Они хотели играть в хосписе. Но когда пришли и увидели пациентов, у них стали дрожать руки. Хоспис, кто не знает, это лечебное учреждение, где помогают смертельно больным людям — не вылечиться, а достойно умереть без особых страданий. Впрочем, многолетняя история Первого московского хосписа знает по крайней мере один случай, когда обреченный на смерть больной выздоровел.

Двенадцать пациентов хосписа вывезли в холл на кроватях и в инвалидных креслах. Остальные слушают музыку из своих палат. Время от времени звучанию музыки мешает тревожный писк на сестринском посту. Кто-то из пациентов зовет на помощь.

После концерта главный врач Первого московского хосписа Вера Миллионщикова скажет Курентзису, что по ее (экспертному) мнению, каждому из двенадцати слушателей он и его оркестр подарили по два дня жизни. Что на Земле полно народу, способного отнять жизнь, но подарить двадцать четыре дня жизни людям…

— Вот что вы сделали, Теодор, — будет утверждать Вера Миллионщикова, пожимая Курентзису руки.

Мы спрячемся после концерта в кабинете Миллионщиковой, и дирижер скажет мне:

— Мы приехали в Москву на «Золотую маску». А заодно… я дружу с Чулпан Хаматовой. Я позвонил ей. Я жил здесь, на Спортивной, и вот я по-звонил Чулпан и говорю: «Здесь есть такой хоспис, ты знаешь там кого-нибудь, чтобы мы пошли поиграть?» И все. Мы договорились и пришли.

Он родился в Афинах. Он говорит по-русски с заметным акцентом. Может быть, поэтому в его устах возвышенные слова типа «духовная жизнь» «музыка — это миссия» звучат нормально. Не думаешь, что он сумасшедший. Просто думаешь — иностранец.

Он скажет:

— Есть много людей в России, которые занимаются благотворительностью всерьез. Я и мои оркестранты, мы не можем быть причислены к этим людям. Мы просто играем музыку. И мы получаем от этого не меньше, чем отдаем. Это у нас лаборатория такая в Новосибирском оперном театре, оркестр Musica Aeterna. Мы концентрируемся на ультрасовременной и барочной музыке. Это музыкальный монастырь у нас.

— А вы настоятель?

— Я рядовой грешник. Есть некоторые утопии, которые не к месту в Москве. Здесь все упирается в деньги, особенно такие вещи, как музыка или любовь.
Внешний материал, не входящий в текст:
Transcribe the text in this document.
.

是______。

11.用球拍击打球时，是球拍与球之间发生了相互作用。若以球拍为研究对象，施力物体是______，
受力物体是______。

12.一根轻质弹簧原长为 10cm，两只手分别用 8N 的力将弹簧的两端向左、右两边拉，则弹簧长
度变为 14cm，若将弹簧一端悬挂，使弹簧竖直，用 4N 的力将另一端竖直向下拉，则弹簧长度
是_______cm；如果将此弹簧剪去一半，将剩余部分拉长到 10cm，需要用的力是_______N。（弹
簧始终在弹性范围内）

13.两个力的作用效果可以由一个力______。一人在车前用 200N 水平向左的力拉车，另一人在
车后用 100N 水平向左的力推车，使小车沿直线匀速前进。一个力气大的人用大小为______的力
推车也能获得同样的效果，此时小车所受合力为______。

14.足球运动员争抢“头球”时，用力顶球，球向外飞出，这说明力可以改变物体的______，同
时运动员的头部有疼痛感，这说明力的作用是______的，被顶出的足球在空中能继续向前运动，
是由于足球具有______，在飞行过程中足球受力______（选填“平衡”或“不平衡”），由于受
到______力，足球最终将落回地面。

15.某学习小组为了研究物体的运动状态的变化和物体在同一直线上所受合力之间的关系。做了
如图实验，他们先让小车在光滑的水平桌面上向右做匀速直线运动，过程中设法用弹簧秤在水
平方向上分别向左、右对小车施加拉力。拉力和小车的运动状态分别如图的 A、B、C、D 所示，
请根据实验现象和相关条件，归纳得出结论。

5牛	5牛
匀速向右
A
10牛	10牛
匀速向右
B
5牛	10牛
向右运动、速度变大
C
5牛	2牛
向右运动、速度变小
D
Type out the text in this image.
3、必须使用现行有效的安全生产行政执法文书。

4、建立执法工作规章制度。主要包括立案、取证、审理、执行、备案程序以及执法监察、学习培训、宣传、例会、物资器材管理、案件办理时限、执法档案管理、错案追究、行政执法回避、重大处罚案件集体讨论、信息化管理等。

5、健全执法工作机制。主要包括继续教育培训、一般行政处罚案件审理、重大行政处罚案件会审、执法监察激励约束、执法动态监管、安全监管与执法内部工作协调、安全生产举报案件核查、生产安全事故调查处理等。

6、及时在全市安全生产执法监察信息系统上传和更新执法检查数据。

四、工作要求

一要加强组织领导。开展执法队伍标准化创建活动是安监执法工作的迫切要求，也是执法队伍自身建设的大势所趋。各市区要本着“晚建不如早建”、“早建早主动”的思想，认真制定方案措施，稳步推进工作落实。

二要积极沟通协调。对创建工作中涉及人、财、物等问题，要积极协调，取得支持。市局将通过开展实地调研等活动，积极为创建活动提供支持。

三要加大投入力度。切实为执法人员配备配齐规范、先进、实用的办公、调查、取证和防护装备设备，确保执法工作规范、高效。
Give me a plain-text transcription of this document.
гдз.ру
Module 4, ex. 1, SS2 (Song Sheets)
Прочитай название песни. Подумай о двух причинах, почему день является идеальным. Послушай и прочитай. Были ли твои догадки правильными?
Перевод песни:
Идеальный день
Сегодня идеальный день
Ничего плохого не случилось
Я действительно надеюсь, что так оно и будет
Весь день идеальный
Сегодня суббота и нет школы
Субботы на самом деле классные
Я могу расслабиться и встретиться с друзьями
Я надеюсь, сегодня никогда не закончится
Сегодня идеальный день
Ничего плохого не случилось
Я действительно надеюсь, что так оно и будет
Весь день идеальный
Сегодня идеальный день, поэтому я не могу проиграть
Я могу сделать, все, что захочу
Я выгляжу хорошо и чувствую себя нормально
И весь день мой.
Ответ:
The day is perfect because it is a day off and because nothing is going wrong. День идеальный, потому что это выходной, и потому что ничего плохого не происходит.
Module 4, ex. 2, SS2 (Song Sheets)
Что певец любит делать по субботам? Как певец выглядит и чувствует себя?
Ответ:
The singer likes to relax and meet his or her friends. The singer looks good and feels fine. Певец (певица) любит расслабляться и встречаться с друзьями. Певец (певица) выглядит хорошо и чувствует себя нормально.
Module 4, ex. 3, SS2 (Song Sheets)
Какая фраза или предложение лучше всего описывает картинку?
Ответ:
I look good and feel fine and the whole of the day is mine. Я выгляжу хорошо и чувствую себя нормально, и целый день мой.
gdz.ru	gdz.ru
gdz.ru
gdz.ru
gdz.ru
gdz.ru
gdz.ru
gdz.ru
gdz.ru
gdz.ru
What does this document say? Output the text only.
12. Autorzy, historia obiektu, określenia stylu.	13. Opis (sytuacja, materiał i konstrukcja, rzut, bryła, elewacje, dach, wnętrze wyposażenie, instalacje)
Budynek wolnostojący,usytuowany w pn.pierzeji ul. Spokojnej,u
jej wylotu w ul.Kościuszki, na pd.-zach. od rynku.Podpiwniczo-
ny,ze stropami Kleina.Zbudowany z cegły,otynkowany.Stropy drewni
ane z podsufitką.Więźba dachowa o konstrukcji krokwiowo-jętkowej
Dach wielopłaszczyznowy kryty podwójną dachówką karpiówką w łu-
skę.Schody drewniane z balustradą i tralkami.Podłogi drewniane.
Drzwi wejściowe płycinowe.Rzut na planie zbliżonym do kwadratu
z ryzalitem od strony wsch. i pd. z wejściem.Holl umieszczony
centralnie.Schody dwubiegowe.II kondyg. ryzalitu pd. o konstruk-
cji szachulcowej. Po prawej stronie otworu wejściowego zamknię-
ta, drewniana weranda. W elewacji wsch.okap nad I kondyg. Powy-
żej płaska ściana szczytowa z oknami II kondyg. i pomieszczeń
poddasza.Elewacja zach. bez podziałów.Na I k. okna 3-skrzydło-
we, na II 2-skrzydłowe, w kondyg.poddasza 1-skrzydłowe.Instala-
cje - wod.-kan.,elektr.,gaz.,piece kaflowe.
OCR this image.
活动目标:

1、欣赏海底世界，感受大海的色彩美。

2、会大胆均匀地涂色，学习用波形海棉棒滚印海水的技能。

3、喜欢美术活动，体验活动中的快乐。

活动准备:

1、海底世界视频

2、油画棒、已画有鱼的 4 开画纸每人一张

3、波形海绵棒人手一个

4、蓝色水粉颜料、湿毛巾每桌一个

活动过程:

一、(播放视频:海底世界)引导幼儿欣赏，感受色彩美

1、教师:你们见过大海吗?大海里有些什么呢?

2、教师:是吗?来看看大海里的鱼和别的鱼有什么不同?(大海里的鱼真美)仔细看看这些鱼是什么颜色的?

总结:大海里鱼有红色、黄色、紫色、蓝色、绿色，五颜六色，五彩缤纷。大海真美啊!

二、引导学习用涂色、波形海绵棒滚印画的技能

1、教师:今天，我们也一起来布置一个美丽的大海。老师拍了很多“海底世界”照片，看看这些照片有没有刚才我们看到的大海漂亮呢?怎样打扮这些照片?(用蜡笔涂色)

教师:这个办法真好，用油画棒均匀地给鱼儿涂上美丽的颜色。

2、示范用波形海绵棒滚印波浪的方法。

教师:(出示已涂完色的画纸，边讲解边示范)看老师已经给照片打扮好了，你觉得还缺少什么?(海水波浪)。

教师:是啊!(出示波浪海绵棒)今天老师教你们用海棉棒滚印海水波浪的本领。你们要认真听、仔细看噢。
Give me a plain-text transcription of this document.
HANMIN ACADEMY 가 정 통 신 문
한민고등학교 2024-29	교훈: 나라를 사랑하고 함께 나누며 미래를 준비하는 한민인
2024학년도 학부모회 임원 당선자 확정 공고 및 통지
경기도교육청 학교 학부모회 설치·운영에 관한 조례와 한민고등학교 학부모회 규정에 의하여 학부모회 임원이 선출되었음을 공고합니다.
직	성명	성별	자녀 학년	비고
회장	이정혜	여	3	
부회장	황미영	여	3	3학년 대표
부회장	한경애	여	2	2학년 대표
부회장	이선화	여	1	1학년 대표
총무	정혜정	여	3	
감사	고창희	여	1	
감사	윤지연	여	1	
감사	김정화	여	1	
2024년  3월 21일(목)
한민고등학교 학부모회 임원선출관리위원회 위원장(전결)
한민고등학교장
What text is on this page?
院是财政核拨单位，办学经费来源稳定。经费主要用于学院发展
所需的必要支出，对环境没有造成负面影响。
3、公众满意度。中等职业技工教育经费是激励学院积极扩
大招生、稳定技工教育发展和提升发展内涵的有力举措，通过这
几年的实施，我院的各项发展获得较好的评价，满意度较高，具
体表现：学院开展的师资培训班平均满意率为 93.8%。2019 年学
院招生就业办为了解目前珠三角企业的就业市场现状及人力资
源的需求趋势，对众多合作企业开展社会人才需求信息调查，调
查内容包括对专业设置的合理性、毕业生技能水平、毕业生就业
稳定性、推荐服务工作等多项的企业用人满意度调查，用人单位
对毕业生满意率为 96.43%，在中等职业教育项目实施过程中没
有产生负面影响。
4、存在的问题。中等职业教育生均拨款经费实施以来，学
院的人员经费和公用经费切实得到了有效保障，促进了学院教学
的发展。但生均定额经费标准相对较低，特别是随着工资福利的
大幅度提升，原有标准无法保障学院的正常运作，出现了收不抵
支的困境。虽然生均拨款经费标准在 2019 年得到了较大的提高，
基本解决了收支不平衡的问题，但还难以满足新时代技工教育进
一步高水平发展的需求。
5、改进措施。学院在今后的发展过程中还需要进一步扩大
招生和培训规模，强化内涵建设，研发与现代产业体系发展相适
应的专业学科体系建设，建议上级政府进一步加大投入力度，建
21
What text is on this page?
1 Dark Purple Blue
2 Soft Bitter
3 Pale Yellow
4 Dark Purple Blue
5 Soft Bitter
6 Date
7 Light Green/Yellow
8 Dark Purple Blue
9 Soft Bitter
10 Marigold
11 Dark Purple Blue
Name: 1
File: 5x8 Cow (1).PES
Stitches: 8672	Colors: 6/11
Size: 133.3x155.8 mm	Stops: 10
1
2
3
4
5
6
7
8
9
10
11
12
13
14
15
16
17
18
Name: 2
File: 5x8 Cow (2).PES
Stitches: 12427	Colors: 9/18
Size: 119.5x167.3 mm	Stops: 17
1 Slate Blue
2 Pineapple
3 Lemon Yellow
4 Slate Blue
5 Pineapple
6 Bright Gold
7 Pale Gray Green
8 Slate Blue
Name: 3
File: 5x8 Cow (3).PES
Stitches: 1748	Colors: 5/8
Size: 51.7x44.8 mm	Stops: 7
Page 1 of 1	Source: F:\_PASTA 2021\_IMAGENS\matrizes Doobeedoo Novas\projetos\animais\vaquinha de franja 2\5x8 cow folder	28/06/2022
Музыка здесь слишком коммерциализирована. Эксперимент вроде нашего, может быть, и возможно осуществить в Москве, но очень сложно. В Москве все вокруг заставляет музыканта думать о том, сколько он получает в месяц и на какой машине ездит. А у нас машины нет, квартиры нет, и поэтому мы счастливы. Мы проводим двадцать четыре часа вместе. Читаем книги, учим языки.

Он собрал оркестрантов со всей страны. Ходят слухи, будто его лютнист, например, подрабатывает мытьем окон в высотных зданиях. Я спрошу:

— Откуда все эти люди? Где вы их берете?

Он ответит:

— Это чудо. Вы знаете, музыканты, как правило, сидят на репетициях, поглядывая на часы, и стараются репетировать как можно меньше. А мои музыканты могут месяц сидеть над одним тактом. Потому что считают, что музыка того стоит. Причем за крохотную зарплату. Музыканты, которые могли бы работать в любом московском оркестре. Мы радуемся тому, что у нас есть, и перестаем печалиться о том, чего у нас нет.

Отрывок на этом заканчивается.